At the bottom, we have one the fact of it the exact same thing: it says 'You can't get any more Ribenary'. Again, just stick a -y onto a noun (Ribena) to get the adjective. Unfortunately here there is a spelling issue. Ribena, unusually for English words, ends in an 'a'. You can't stick -y onto the end of that, because Ribenay doesn't look at all like the word it's meant to be. So they've spelt it the same way we say it: with an 'r' that wasn't there to start with. This is called 'intrusive r' and all it does is make it easier for us to say two consecutive vowels.

Intrusive 'r' is closely related to 'linking r', which is the one that is there in the spelling but that people who speak dialects like mine wouldn't normally pronounce - like at the end of computer. When that word is followed by a vowel, like in the phrase my computer is switched on, the 'r' comes back again. For me, these two types of 'r' are so similar that I usually have to look them up to check I've got the names right.

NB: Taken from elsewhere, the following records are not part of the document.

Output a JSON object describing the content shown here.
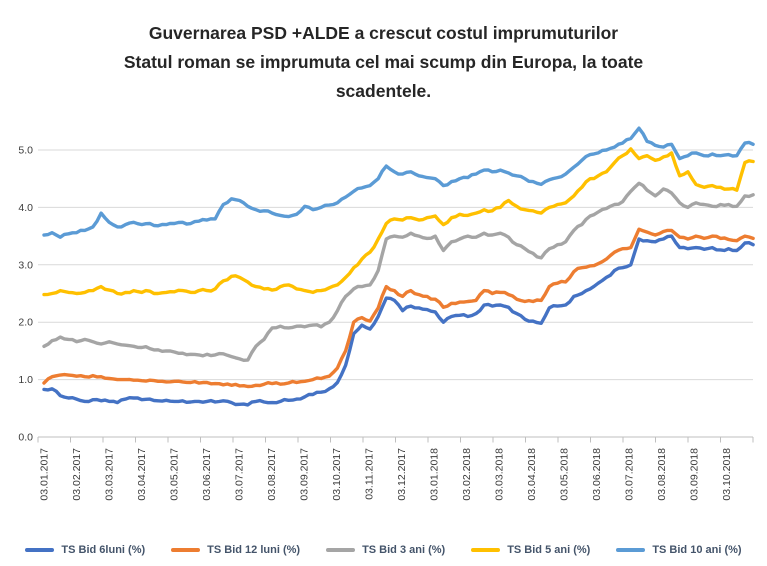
{
  "title": {
    "lines": [
      "Guvernarea PSD +ALDE a crescut costul imprumuturilor",
      "Statul roman se imprumuta cel mai scump din Europa, la toate",
      "scadentele."
    ]
  },
  "chart_data": {
    "type": "line",
    "title": "Guvernarea PSD +ALDE a crescut costul imprumuturilor. Statul roman se imprumuta cel mai scump din Europa, la toate scadentele.",
    "xlabel": "",
    "ylabel": "",
    "ylim": [
      0,
      5.5
    ],
    "grid": true,
    "legend_position": "bottom",
    "x_axis_note": "daily yields sampled every 0.25 month starting 03.01.2017",
    "x_sample_step_months": 0.25,
    "x_tick_labels": [
      "03.01.2017",
      "03.02.2017",
      "03.03.2017",
      "03.04.2017",
      "03.05.2017",
      "03.06.2017",
      "03.07.2017",
      "03.08.2017",
      "03.09.2017",
      "03.10.2017",
      "03.11.2017",
      "03.12.2017",
      "03.01.2018",
      "03.02.2018",
      "03.03.2018",
      "03.04.2018",
      "03.05.2018",
      "03.06.2018",
      "03.07.2018",
      "03.08.2018",
      "03.09.2018",
      "03.10.2018"
    ],
    "y_tick_labels": [
      "0.0",
      "1.0",
      "2.0",
      "3.0",
      "4.0",
      "5.0"
    ],
    "series": [
      {
        "name": "TS Bid 6luni (%)",
        "color": "#4472C4",
        "values": [
          0.83,
          0.84,
          0.72,
          0.68,
          0.66,
          0.62,
          0.65,
          0.63,
          0.62,
          0.6,
          0.66,
          0.68,
          0.65,
          0.66,
          0.63,
          0.64,
          0.62,
          0.63,
          0.61,
          0.62,
          0.62,
          0.61,
          0.63,
          0.6,
          0.57,
          0.56,
          0.62,
          0.61,
          0.6,
          0.62,
          0.64,
          0.66,
          0.7,
          0.74,
          0.78,
          0.84,
          0.95,
          1.25,
          1.8,
          1.95,
          1.88,
          2.1,
          2.42,
          2.38,
          2.2,
          2.28,
          2.25,
          2.22,
          2.18,
          2.0,
          2.1,
          2.12,
          2.1,
          2.15,
          2.3,
          2.28,
          2.3,
          2.26,
          2.15,
          2.05,
          2.02,
          1.98,
          2.25,
          2.28,
          2.3,
          2.45,
          2.5,
          2.58,
          2.68,
          2.78,
          2.9,
          2.95,
          3.0,
          3.45,
          3.42,
          3.4,
          3.45,
          3.5,
          3.3,
          3.28,
          3.3,
          3.27,
          3.3,
          3.26,
          3.28,
          3.25,
          3.38,
          3.35
        ]
      },
      {
        "name": "TS Bid 12 luni (%)",
        "color": "#ED7D31",
        "values": [
          0.94,
          1.05,
          1.08,
          1.08,
          1.06,
          1.05,
          1.07,
          1.05,
          1.02,
          1.0,
          1.0,
          0.99,
          0.98,
          0.99,
          0.97,
          0.96,
          0.97,
          0.96,
          0.95,
          0.94,
          0.95,
          0.93,
          0.91,
          0.9,
          0.89,
          0.88,
          0.9,
          0.92,
          0.93,
          0.92,
          0.94,
          0.95,
          0.97,
          1.0,
          1.02,
          1.06,
          1.2,
          1.5,
          2.0,
          2.08,
          2.02,
          2.25,
          2.62,
          2.55,
          2.45,
          2.55,
          2.48,
          2.45,
          2.4,
          2.26,
          2.33,
          2.35,
          2.36,
          2.38,
          2.55,
          2.5,
          2.52,
          2.48,
          2.4,
          2.36,
          2.36,
          2.38,
          2.62,
          2.68,
          2.7,
          2.88,
          2.95,
          2.98,
          3.02,
          3.1,
          3.22,
          3.28,
          3.3,
          3.62,
          3.57,
          3.52,
          3.58,
          3.6,
          3.48,
          3.45,
          3.5,
          3.46,
          3.5,
          3.46,
          3.44,
          3.42,
          3.5,
          3.46
        ]
      },
      {
        "name": "TS Bid 3 ani (%)",
        "color": "#A5A5A5",
        "values": [
          1.58,
          1.68,
          1.74,
          1.7,
          1.66,
          1.7,
          1.66,
          1.62,
          1.66,
          1.62,
          1.6,
          1.58,
          1.56,
          1.54,
          1.52,
          1.5,
          1.48,
          1.46,
          1.44,
          1.43,
          1.44,
          1.43,
          1.45,
          1.4,
          1.36,
          1.34,
          1.58,
          1.7,
          1.9,
          1.93,
          1.9,
          1.93,
          1.92,
          1.95,
          1.92,
          2.0,
          2.2,
          2.45,
          2.58,
          2.62,
          2.65,
          2.9,
          3.45,
          3.5,
          3.48,
          3.55,
          3.5,
          3.46,
          3.5,
          3.25,
          3.4,
          3.45,
          3.5,
          3.48,
          3.55,
          3.52,
          3.55,
          3.48,
          3.35,
          3.28,
          3.2,
          3.12,
          3.28,
          3.35,
          3.4,
          3.6,
          3.7,
          3.85,
          3.92,
          3.98,
          4.05,
          4.1,
          4.28,
          4.42,
          4.3,
          4.2,
          4.32,
          4.25,
          4.08,
          4.0,
          4.08,
          4.05,
          4.02,
          4.05,
          4.05,
          4.02,
          4.2,
          4.22
        ]
      },
      {
        "name": "TS Bid 5 ani (%)",
        "color": "#FFC000",
        "values": [
          2.48,
          2.5,
          2.55,
          2.52,
          2.5,
          2.52,
          2.55,
          2.62,
          2.56,
          2.5,
          2.52,
          2.55,
          2.52,
          2.54,
          2.5,
          2.52,
          2.53,
          2.55,
          2.52,
          2.55,
          2.55,
          2.58,
          2.72,
          2.8,
          2.78,
          2.7,
          2.62,
          2.58,
          2.56,
          2.62,
          2.65,
          2.58,
          2.55,
          2.52,
          2.55,
          2.6,
          2.65,
          2.78,
          2.95,
          3.1,
          3.22,
          3.45,
          3.72,
          3.8,
          3.78,
          3.82,
          3.78,
          3.82,
          3.85,
          3.7,
          3.82,
          3.88,
          3.86,
          3.9,
          3.96,
          3.94,
          4.0,
          4.12,
          4.02,
          3.96,
          3.94,
          3.9,
          4.0,
          4.05,
          4.08,
          4.2,
          4.35,
          4.5,
          4.55,
          4.62,
          4.78,
          4.9,
          5.02,
          4.85,
          4.9,
          4.82,
          4.88,
          4.95,
          4.55,
          4.62,
          4.4,
          4.35,
          4.38,
          4.35,
          4.32,
          4.3,
          4.78,
          4.8
        ]
      },
      {
        "name": "TS Bid 10 ani (%)",
        "color": "#5B9BD5",
        "values": [
          3.52,
          3.56,
          3.48,
          3.54,
          3.56,
          3.6,
          3.66,
          3.9,
          3.74,
          3.66,
          3.7,
          3.74,
          3.7,
          3.72,
          3.68,
          3.7,
          3.72,
          3.74,
          3.72,
          3.76,
          3.78,
          3.8,
          4.05,
          4.15,
          4.12,
          4.02,
          3.96,
          3.94,
          3.9,
          3.86,
          3.84,
          3.88,
          4.02,
          3.96,
          4.0,
          4.04,
          4.08,
          4.18,
          4.28,
          4.34,
          4.38,
          4.5,
          4.72,
          4.62,
          4.58,
          4.62,
          4.55,
          4.52,
          4.5,
          4.38,
          4.45,
          4.5,
          4.52,
          4.58,
          4.65,
          4.62,
          4.65,
          4.6,
          4.55,
          4.5,
          4.45,
          4.4,
          4.48,
          4.52,
          4.58,
          4.7,
          4.82,
          4.92,
          4.95,
          5.0,
          5.05,
          5.12,
          5.2,
          5.38,
          5.15,
          5.08,
          5.05,
          5.1,
          4.85,
          4.9,
          4.95,
          4.9,
          4.93,
          4.9,
          4.92,
          4.9,
          5.12,
          5.1
        ]
      }
    ]
  },
  "legend": {
    "text_color": "#44546A"
  },
  "style_colors": {
    "gridline": "#D9D9D9",
    "axis": "#BFBFBF",
    "tick_label": "#3B3B3B",
    "title_text": "#262626"
  }
}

Now, I believe that rhotic speakers don't have this intrusive 'r'. Rhotic speakers are the ones who would normally pronounce the 'r' at the end of computer. For those people, linking 'r' isn't really a thing because the 'r' is always there anyway, and the problems we might solve with intrusive 'r' are solved another way. So for those people (and that's most of Scotland, Ireland and North America, for instance), is this advert just weird? Does the word Ribenary work?